We’d like to thank our clients, the project team and our construction team.
Client: United Development Sydney Pty Ltd (original competition with Mars Planning Pty Ltd)
Architectural Team – Design: Angelo Candalepas (Director), Evan Pearson (Principal), Alex Dircks, Nichole Darke, Nathan Kong, James van Geffen, John Evans, Lewis Evans, Jemima Retallack, Lachlan Seegers, Luiz Maia.
Architectural Team – Documentation: Angelo Candalepas (Director), Sergio Melo e Azevedo (Senior Associate), Peter Kouvelas (Associate), Jason Williams (Associate), Martin Christensen, Joanna Latoska, Pedro Nascimento, Carl Tappin, Jarrod Hinwood, Nathan Kong, Silvia Fernandez, Lazslo Kotvan, Paul Lopez.
Architectural Team – Interiors: Angelo Candalepas (Director), Vesna Kocovic. Shelby Kueber, Nathan Kong.
Builder: Hutchinson Builders
Geotechnical: Douglas Partners
Acoustics: Acoustic Logic
Mechanical Engineer: Evolved Engineering / D&E
Electrical Engineer: Evolved Engineering / Ultegra / Perigon
Façade Engineer: Surface Design Consulting / GJames
Structural and Civil Engineer: BG&E Consulting Engineers
Structural (Heritage): Mott MacDonald
Heritage Consultant: GML Heritage Pty Ltd
Landscape: Sydney Design Collective
Principal Certifying Authority: Elite Certification
Access Consultant: Morris Goding Accessibility Consultant
Fire: Innova Services PTY LTD
Planner: Ethos Urban
Artist: Fernando Torres Rebollo (Interior), Maria-Fernanda Cardoso (Exterior)

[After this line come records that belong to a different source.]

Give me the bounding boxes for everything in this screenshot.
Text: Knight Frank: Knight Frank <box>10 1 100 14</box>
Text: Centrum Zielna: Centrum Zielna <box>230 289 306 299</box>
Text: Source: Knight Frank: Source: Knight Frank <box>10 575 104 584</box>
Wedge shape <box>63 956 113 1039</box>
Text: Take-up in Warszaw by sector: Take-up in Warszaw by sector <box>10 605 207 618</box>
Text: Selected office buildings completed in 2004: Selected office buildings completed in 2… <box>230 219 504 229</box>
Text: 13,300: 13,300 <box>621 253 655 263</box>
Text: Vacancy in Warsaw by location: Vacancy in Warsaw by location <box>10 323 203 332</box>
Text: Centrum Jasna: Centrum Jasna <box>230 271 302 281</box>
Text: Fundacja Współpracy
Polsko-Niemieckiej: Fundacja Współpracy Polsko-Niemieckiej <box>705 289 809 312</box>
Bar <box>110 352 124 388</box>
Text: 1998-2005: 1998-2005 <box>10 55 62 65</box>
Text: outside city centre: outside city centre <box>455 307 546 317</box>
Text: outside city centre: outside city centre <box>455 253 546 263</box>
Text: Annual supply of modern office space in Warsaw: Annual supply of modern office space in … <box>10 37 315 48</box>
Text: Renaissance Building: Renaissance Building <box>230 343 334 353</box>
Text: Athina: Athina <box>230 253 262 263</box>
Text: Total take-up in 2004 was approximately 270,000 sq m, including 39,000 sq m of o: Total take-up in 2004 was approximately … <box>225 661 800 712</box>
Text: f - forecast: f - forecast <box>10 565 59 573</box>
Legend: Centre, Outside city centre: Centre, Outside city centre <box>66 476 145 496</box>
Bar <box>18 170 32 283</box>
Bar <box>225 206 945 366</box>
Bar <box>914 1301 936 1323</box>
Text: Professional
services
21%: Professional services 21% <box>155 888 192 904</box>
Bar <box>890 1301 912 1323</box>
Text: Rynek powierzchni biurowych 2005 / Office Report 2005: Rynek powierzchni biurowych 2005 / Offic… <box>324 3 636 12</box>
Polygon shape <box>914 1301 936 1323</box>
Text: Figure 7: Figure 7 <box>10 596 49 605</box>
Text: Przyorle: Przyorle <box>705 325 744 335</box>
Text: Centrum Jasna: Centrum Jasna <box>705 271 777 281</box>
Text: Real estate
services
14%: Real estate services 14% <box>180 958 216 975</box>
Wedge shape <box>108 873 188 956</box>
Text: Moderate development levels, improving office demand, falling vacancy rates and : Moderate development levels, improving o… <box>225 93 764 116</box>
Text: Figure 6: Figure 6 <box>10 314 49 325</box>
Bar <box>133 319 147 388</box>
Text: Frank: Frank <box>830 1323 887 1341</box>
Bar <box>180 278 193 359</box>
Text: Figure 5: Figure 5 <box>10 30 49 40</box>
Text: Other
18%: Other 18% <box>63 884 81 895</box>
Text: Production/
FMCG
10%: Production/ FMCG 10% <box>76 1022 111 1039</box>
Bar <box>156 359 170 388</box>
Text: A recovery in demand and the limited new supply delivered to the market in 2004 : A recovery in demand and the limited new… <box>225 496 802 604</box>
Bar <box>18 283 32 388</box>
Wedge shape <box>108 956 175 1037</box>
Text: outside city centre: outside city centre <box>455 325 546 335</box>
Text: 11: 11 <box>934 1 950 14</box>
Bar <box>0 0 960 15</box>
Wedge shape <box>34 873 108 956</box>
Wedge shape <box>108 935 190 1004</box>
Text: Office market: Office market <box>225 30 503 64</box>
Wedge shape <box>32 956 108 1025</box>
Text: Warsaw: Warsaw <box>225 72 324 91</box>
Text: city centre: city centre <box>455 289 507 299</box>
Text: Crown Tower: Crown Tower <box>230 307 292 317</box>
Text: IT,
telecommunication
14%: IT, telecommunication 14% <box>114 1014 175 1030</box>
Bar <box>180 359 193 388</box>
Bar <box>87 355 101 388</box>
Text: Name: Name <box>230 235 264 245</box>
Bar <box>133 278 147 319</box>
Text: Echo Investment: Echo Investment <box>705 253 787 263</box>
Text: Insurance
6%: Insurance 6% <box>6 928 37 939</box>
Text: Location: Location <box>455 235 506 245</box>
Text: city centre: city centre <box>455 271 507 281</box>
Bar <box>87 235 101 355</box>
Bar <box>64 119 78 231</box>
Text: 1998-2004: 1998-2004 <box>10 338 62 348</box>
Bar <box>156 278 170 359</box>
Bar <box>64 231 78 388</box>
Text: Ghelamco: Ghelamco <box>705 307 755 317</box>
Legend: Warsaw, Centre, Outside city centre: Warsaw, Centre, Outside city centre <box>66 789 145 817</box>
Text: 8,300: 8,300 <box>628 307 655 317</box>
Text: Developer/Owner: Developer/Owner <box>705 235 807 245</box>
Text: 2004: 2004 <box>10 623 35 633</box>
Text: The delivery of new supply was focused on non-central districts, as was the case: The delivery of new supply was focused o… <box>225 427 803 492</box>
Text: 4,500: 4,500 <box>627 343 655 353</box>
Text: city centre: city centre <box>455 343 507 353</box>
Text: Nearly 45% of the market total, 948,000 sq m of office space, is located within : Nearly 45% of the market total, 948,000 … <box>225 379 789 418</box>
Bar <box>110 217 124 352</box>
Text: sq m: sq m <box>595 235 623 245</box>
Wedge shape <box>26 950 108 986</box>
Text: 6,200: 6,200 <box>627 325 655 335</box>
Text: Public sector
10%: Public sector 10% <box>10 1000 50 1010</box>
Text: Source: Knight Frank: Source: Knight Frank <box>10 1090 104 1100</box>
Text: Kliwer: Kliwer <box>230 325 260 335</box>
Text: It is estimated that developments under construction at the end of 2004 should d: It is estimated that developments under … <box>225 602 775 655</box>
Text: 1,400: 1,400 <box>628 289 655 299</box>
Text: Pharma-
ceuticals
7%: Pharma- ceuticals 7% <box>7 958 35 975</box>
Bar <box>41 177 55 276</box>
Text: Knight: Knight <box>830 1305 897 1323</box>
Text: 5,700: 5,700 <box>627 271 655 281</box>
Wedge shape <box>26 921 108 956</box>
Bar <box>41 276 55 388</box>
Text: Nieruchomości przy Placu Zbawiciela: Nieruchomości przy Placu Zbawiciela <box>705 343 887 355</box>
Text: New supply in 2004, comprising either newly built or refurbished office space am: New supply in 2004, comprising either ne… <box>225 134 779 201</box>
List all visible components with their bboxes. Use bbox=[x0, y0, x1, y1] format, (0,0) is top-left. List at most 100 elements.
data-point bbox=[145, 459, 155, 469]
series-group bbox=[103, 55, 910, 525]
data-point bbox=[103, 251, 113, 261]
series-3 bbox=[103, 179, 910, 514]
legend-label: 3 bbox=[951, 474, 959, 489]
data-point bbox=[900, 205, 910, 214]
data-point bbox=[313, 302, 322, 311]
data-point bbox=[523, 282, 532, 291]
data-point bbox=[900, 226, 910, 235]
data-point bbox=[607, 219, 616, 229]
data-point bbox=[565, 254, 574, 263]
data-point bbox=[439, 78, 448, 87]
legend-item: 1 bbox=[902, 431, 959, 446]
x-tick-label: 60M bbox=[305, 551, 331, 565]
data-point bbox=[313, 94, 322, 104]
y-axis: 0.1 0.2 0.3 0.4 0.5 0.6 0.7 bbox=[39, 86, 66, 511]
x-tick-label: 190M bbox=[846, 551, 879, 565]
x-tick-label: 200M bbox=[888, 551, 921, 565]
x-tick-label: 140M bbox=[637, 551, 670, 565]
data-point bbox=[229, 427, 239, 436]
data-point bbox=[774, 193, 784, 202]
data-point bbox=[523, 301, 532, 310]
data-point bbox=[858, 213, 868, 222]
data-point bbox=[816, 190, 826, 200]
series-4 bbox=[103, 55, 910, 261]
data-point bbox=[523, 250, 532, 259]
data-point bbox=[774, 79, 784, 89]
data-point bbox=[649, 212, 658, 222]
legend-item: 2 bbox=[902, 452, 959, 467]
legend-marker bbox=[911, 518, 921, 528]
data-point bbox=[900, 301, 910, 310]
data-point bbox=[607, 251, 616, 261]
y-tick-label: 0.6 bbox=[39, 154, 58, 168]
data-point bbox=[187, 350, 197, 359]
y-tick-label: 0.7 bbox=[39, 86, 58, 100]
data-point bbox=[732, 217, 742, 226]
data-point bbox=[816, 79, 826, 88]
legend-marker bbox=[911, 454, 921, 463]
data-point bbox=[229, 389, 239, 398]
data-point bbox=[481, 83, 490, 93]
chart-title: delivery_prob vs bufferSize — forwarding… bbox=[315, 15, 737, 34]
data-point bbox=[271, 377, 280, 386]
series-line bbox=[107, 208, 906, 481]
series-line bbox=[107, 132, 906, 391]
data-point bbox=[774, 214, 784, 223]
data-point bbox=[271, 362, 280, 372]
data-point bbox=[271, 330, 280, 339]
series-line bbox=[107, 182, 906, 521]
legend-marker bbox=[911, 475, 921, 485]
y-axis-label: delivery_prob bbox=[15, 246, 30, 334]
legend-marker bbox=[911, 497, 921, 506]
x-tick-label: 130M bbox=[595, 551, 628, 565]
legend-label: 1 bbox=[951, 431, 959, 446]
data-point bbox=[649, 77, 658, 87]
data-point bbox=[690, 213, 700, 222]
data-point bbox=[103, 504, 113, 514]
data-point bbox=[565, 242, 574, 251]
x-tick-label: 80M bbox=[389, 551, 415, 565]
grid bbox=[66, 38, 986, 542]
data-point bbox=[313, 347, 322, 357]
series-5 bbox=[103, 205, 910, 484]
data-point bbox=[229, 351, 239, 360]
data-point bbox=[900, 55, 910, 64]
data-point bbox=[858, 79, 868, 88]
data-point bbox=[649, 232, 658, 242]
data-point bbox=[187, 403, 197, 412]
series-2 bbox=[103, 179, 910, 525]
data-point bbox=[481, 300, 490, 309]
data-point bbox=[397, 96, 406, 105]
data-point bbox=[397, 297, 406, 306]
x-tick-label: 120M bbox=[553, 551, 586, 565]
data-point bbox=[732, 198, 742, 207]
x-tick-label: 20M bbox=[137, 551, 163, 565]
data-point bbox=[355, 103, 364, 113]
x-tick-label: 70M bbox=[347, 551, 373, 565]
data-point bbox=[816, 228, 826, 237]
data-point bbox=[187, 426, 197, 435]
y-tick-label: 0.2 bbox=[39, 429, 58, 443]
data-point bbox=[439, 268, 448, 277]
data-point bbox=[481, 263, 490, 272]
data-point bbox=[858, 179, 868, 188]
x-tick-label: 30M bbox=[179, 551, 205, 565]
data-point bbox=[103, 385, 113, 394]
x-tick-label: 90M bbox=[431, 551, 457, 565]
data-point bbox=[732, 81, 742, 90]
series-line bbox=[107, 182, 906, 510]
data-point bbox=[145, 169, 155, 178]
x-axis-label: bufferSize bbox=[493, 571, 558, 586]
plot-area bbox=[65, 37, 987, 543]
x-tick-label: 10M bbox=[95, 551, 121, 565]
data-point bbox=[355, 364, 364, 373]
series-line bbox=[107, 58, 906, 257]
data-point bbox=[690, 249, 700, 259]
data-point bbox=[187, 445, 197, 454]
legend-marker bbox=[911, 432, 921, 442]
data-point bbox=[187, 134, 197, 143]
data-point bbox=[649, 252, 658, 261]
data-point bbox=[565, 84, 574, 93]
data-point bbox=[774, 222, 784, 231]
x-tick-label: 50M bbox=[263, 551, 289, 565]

Artist Strategy: Amanda Sharrad
Heritage Consultant: Extent Heritage/ NBRS Architecture Heritage
Jury Citation for Heritage Architecture: “The construction and materials of Porter House, a 146-year-old building in the Sydney CBD, contain significant early Sydney history and heritage. The building was originally constructed – reportedly by convict settlers – using Sydney sandstone bricks. It was a tobacco factory and later housed a leather factory and furniture manufacturer. This heritage has been given longevity thanks to accomplished interventions to the building. New interior uses include a restaurant, cocktail bar and hotel guest services featuring interiors that deliberately match the heritage fabric in richness of detail and material. At the same time, layers of the building’s history are made visible, including displays of uncovered artefacts that reveal its narrative. This project has handsomely reinstated the original Porter House façade, the entire first storey of which required complete reconstruction. This façade has been given prominence with the addition of an adjacent modern façade. The new face is sculptural and silent and mirrors the Porter House face in both scale and intent. This project honours a heritage building by confidently accompanying it with reciprocal detail and craft.”
Jury Citation for Commercial Architecture: “This project is two buildings of timeless modernity and heritage in a reciprocal pairing. Together they give a sense of civic permanence. The Porter House Hotel is a CBD hotel where the new building houses hotel rooms and street-level retail, while the adjacent heritage building contains hotel guest services, a restaurant and cocktail bar. The buildings are set apart to create an entry lane, which gives bookend space to the heritage building. The laneway void invites civic access and becomes the mediator of complex hotel services and access. The new and old buildings are a counterpoint to each other in terms of decoration and detail, yet both buildings exhibit a similar level of deliberate craft. To this end, the building, and the project as a whole, invite public viewing of architecture as craft. The hewn, sculpted façade of the new building is a celebration of architecture as a permanent art form. Both on a civic level and a minute tactile level, this building communicates the importance of architecture as a practice.”